Dong-A Ilbo founder was Japanese collaborationist, court confirms

Posted on : 2011-10-21 09:46 KST Modified on : 2019-10-19 20:29 KST
Ruling says Kim was not forced, but actively engaged in collaborationist activities

By Hwang Chun-hwa 

  

A court recognized that the founder of the Dong-A Ilbo engaged in collaborationist activities in cooperation with Japanese colonial rule.

Kim Sung-soo (1891-1955), also known by the pen name of “Inchon,” was found to have urged participation by Koreans in military and labor conscription as leader in a major extragovernmental body for the Japanese colonial administration.

The fifth administrative division of Seoul Administrative Court delivered the ruling Thursday in a case filed by Kim’s great-grandson Kim Jae-ho, the newspaper’s 47-year-old current CEO, against the Minister of Public Administration and Security (MOPAS) demanding the cancellation of a ruling classifying the founder’s activities as pro-Japanese and anti-national.

In its ruling, the court said two of the three charges applied to Kim Sung-soo represented collaborationist activities in terms of provisions in the Special Act for Investigation of Anti-National Activities During the Japanese Colonial Period for classifying actions as pro-Japanese.

The court did not accept the argument that Kim was forced into working on behalf of the empire but did not actively contribute to collaborationist activities.

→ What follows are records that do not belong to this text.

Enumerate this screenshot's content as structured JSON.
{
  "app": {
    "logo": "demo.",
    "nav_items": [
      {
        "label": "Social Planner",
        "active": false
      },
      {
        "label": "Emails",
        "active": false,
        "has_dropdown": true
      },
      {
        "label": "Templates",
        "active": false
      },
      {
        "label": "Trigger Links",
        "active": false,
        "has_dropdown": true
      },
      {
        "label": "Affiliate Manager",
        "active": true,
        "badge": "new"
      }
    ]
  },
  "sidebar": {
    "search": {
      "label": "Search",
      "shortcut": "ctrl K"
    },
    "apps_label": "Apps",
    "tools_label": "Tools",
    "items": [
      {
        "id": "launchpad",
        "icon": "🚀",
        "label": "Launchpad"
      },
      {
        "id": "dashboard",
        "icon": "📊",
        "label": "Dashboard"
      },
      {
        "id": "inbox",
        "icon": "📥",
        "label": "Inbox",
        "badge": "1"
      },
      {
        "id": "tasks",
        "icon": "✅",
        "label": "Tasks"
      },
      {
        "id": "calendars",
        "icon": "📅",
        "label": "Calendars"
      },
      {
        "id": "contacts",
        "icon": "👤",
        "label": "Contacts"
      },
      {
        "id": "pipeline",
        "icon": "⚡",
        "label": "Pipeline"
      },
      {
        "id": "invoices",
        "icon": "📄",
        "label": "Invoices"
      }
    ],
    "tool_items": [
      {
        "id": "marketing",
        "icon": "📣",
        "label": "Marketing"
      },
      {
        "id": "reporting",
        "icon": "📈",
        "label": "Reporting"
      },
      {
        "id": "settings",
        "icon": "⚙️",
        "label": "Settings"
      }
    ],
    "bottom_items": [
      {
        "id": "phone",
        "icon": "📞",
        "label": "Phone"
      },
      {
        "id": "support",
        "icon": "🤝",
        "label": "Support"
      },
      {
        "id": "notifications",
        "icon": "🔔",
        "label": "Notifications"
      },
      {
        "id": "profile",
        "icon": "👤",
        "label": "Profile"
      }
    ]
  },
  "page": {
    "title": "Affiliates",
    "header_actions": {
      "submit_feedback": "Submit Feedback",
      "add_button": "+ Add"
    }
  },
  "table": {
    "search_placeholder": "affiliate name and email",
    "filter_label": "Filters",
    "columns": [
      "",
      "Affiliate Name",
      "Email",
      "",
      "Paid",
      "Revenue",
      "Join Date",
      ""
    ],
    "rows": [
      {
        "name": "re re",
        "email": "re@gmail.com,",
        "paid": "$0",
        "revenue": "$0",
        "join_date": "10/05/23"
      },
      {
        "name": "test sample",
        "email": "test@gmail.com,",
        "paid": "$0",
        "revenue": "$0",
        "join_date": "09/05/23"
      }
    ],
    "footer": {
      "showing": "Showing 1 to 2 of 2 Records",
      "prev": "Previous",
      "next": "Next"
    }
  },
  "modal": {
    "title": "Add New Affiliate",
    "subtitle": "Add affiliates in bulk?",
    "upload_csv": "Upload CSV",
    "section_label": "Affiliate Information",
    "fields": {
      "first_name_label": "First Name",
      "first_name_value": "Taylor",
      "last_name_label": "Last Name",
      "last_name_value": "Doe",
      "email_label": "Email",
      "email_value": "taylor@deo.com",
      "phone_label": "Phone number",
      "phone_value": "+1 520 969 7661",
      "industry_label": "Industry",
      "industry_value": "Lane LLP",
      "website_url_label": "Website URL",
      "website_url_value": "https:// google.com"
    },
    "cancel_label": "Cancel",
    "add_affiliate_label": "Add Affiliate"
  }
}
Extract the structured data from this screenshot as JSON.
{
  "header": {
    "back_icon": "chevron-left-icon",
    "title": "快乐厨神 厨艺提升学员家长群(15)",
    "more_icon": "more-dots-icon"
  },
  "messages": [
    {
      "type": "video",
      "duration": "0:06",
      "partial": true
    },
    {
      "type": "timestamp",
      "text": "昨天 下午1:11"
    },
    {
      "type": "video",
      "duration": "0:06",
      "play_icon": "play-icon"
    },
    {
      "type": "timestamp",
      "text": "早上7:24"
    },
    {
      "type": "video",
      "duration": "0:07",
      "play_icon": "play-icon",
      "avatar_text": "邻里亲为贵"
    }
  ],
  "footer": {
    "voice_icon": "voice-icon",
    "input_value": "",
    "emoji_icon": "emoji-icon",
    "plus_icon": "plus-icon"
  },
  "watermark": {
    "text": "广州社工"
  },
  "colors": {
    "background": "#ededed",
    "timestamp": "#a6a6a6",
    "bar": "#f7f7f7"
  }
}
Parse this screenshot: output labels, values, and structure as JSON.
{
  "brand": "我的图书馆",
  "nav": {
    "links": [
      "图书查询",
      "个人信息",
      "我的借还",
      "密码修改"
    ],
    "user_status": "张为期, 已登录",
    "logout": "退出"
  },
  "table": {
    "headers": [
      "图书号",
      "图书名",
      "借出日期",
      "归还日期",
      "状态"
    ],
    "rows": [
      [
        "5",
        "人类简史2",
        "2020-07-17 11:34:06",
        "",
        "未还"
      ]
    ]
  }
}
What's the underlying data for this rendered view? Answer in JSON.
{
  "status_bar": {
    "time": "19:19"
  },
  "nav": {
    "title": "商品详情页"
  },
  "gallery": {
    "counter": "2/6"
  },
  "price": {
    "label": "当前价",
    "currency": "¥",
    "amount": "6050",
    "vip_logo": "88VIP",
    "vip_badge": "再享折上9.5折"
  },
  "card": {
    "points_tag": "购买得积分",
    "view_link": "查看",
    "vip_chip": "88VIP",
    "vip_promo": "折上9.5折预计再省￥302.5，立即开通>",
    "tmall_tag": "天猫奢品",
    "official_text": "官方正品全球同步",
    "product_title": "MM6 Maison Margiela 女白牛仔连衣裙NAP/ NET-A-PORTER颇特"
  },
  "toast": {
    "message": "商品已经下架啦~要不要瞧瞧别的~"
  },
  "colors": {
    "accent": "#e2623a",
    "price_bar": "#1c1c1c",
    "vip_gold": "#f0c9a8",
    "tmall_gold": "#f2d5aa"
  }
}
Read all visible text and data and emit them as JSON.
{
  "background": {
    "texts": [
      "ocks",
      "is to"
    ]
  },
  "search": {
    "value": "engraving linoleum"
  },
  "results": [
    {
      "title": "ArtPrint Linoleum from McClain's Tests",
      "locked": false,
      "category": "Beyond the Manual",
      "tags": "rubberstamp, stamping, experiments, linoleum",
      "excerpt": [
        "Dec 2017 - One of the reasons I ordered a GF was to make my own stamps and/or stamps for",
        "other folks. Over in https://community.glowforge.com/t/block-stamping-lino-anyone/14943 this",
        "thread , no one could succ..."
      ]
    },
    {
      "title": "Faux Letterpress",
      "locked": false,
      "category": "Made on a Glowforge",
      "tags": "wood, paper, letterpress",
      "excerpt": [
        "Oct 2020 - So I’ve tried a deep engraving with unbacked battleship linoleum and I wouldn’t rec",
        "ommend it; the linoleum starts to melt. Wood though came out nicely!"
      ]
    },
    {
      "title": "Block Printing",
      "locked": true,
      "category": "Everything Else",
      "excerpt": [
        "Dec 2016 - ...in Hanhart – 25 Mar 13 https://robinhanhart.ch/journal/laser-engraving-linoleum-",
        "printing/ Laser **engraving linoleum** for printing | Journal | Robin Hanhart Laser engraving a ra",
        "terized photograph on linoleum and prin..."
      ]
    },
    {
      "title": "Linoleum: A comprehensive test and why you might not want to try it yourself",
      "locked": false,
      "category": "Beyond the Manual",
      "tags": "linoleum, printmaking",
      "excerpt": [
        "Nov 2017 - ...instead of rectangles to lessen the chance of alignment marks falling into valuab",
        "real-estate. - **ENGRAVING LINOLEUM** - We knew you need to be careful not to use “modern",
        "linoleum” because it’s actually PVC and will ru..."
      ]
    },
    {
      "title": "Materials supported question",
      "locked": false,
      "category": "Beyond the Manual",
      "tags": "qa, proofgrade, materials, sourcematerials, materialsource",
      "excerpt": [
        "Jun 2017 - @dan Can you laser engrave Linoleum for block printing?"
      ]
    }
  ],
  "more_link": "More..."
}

“During the period from 1938 to 1944, [Kim] contributed pieces to the Maeil Shinbo urging a focusing of energies on victory in the Japanese empire’s war of aggression while working as a founder, director, councilor, and member of the Korean League for the General Mobilization of the National Spirit and Chosen League for Concerted National Power,” the court noted.

“It is difficult to believe that these merely carried his name under the pressures of Japanese imperialism, and there are considerable grounds for believing that he actively cooperated with Japanese imperialist colonial rule and war of aggression in terms of his specific actions,” it added.

The Korean League for the General Mobilization of the National Spirit was the largest wartime official organization, with the aim of mustering Korean people and material resources as the Japanese war of aggression expanded in the wake of the Sino-Japanese War.

The court also noted that Kim attended discussion meetings between 1942 and 1944 on gatherings to express appreciation and congratulations for the draft implementation and contributed a number of writings for the Maeil Shinbo praising conscriptees and student soldiers and presenting propaganda.

“It is difficult to believe that the writings were all falsified or forced, as some were printed with photographs, and they therefore qualify as pro-Japanese, anti-national activities,” the court said.

Regarding the plaintiffs’ submission of a collection of Kim’s writings as evidence to support their claims, the court said, “This was published by the plaintiff‘s foundation, which shares his interests, and as it differs in many respects from objectively verified actions by Kim Sung-soo and the facts, it cannot be trusted completely.”

But the court also said there was no specific evidence to support contentions that Kim was selected as a collaborationist group member in 1941 to spearhead a campaign for integration of Korea with Japan and imperialization.

The Presidential Committee for the Inspection of Collaborations for Japanese Imperialism designed Kim in 2009 as a person engaged in pro-Japanese, anti-national activities based on the determination that he had contributed to collaborationist activities. Kim Jae-ho objected to the claims and filed the administrative lawsuit in January 2010.